Visas and vile smells.

Tuesday, June 6th, 2000

Against all my expectations, I got my new visa forms from the British Consulate in the mail at the end of last week. I was very impressed by the swiftness with which they sent the stuff (I was even more impressed by the fact that it actually showed up - way to go, Deutsche Post). What I was not so impressed with, however, was the fact that, when I opened the envelope that they had sent, I saw that they had sent me different forms than they had sent the first time around.

This called for another phone call to the British Consulate. Unfortunately, the visa office of the British Consulate in Düsseldorf - like most other important and overworked offices in Germany - is only open between the hours of 1:00 p.m. and 4:00 p.m. from Monday to Friday. And even more unfortunately, no one seemed to want to be bothered to pick up the phone in the visa office yesterday, and I sat in my living room for an hour and a half, dialing and redialing and redialing and listening to phone ring and ring and ring…and then beep with a busy signal…and then ring and ring and ring…until I finally gave up in disgust and hung up the phone for good.

So today I tried again. I wiled away the morning by filling out visa forms and reading old emails, and when 1:00 rolled around, I approached the phone with a now-familiar resignation.

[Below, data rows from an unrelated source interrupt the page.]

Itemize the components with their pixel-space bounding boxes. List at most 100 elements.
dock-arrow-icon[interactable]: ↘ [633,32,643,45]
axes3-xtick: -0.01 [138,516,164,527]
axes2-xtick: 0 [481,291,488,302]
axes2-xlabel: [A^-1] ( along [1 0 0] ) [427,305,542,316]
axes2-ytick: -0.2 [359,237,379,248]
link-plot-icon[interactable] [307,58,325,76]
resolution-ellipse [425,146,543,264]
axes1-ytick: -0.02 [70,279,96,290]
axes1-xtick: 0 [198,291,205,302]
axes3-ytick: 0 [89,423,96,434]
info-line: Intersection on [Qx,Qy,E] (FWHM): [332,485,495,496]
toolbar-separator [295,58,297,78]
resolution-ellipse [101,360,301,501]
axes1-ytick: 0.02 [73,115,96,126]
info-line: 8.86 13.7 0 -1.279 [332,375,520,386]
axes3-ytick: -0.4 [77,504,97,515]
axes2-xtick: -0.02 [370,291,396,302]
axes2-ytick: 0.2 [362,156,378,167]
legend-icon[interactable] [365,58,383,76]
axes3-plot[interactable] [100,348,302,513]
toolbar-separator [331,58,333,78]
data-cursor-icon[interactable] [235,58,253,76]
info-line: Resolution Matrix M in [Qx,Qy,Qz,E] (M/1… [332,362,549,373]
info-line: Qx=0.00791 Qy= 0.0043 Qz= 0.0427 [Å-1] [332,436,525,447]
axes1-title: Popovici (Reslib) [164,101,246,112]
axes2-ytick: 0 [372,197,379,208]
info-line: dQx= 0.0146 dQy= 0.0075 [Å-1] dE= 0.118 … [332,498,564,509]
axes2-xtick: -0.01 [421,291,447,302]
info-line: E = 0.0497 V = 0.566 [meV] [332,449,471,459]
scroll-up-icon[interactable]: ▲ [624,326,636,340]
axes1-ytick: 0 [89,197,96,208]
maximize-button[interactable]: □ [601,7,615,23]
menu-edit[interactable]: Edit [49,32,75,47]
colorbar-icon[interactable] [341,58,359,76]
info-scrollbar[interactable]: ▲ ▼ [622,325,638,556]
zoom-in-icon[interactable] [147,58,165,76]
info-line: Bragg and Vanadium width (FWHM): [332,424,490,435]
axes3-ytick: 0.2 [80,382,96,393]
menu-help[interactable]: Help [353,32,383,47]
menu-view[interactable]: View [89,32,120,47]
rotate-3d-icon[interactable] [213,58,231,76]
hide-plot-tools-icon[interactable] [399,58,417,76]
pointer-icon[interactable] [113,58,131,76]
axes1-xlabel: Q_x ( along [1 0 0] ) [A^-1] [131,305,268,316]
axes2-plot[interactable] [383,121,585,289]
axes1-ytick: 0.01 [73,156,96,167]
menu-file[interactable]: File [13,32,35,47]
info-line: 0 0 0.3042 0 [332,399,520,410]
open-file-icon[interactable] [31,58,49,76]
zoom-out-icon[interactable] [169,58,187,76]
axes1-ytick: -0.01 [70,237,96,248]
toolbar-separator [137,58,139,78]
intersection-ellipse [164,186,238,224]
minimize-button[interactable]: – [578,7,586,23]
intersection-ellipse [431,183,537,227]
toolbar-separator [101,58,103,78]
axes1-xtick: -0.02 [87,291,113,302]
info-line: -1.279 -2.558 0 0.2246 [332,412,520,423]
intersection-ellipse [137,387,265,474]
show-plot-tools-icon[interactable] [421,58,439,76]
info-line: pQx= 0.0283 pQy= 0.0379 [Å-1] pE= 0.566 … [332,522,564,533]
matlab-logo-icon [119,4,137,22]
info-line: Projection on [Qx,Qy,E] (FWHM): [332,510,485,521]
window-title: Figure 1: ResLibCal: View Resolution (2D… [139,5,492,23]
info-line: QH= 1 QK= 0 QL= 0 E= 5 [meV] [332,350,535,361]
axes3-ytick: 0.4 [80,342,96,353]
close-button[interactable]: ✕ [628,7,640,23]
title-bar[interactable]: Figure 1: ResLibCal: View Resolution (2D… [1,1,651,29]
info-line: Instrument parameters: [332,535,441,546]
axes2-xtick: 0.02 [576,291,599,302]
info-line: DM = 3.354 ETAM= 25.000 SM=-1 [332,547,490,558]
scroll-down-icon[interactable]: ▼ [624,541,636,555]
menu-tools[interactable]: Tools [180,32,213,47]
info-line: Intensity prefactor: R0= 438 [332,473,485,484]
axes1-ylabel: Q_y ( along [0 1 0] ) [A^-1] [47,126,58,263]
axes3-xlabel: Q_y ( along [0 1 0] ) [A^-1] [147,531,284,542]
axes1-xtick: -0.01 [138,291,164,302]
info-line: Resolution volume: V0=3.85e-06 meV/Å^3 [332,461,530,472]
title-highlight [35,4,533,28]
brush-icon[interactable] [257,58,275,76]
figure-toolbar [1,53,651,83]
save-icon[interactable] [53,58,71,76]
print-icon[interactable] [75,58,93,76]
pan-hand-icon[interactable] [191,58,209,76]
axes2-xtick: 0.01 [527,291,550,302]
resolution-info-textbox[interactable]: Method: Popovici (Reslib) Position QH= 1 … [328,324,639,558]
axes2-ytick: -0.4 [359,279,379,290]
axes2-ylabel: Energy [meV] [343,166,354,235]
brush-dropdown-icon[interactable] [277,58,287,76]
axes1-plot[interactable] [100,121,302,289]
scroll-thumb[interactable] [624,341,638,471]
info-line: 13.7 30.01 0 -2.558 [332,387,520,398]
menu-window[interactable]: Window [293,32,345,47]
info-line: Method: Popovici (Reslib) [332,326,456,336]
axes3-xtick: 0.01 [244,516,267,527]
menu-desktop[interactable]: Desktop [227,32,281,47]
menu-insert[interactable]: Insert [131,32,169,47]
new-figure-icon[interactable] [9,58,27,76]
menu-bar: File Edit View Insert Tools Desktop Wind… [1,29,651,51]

It took about 45 minutes this time, but I finally got through. I talked to a German woman for a total of 7 seconds before she stopped in the middle of a sentence and put me on hold (where I got to hear something that sounded something like “Rule Britannia” interrupted every few seconds with the words “Please Hold” spoken in various languages), and then the woman came back and I had to start all over again, and then she transferred me to someone else, who transferred me to yet another person, but only after we had a conversation that seemed to consist entirely of letters and numbers. “Ignore 1 on IM2A, and on 2 write BEEA - not EEA - and we’ll fax IM2B A.S.A.P., O.K.?” Uh, okay.

If I actually get the right visa to get into Merrie Olde England, it will be a miracle.

On a slightly weirder and completely unrelated note:

After I got off the phone, Jeremy came home for lunch. As we ate together, we saw what we took to be a fly buzzing around the room. The bug was kind of throwing himself against walls and stuff, as bugs are wont to do, and he was flirting dangerously with our halogen floor lamp (which was on at the time). He finally seemed to hurl himself into the light, and we heard him banging around inside the lamp a bit, and then all was silent. We figured that he had either flown back out or had been fried or something, so we lost interest. Jeremy left for work again, and I left the living room briefly to putter in the kitchen for a moment - and when I came back in the living room, a vile, singed sort of smell assaulted me.

I thought, “Okay, the bug fried himself - I’ll turn off the light until he cools off or whatever.” I looked in the light, but I didn’t see the bug anywhere. I turned the light off anyway, waited a bit - and realized that the smell was getting stronger.

This is when the panic started to set in. My imagination is always more than ready to provide me with images of the worst possible disasters, and it did not fail me today. I became convinced that there was an electrical fire brewing somewhere in our very wired apartment. So I ran around unplugging everything - lamp, telephone, TV, stereo, two computers. I looked in the lamp again, but still didn’t see the bug. I pressed my hand against the walls around the electrical sockets, hoping that they weren’t warm. I yanked the window open and tried to smell outside to find out if the smell was really coming from the living room. I ran through the other rooms, sniffing the air everywhere like some mad beagle on speed as I tried to locate the source of the smell. I started to wonder what I would do if something - the lamp, say - actually did catch fire. Throw water on it? Throw a blanket on it? Call the firemen and run screaming from the house?

I eventually noticed that the smell had begun to fade, and I stood in the middle of the living room, completely perplexed and still sniffing cautiously. As a last resort, I climbed onto the couch and looked down into the lamp one last time - and there I saw it: the charred little carcass of the stupid bug who had indeed toasted himself on the lightbulb (it wasn’t fly - it was just some random insect that smelled truly vile when fried). Feeling rather foolish, I stopped sniffing the air, plugged all the appliances back in, and sat down in exhaustion, vowing to just straight out kill the next insect that snuck into my house, instead of being kind (or lazy) and waiting for the bug to find its own way out.

And that was all the excitement in my day. I think tomorrow I’ll try to get out a bit.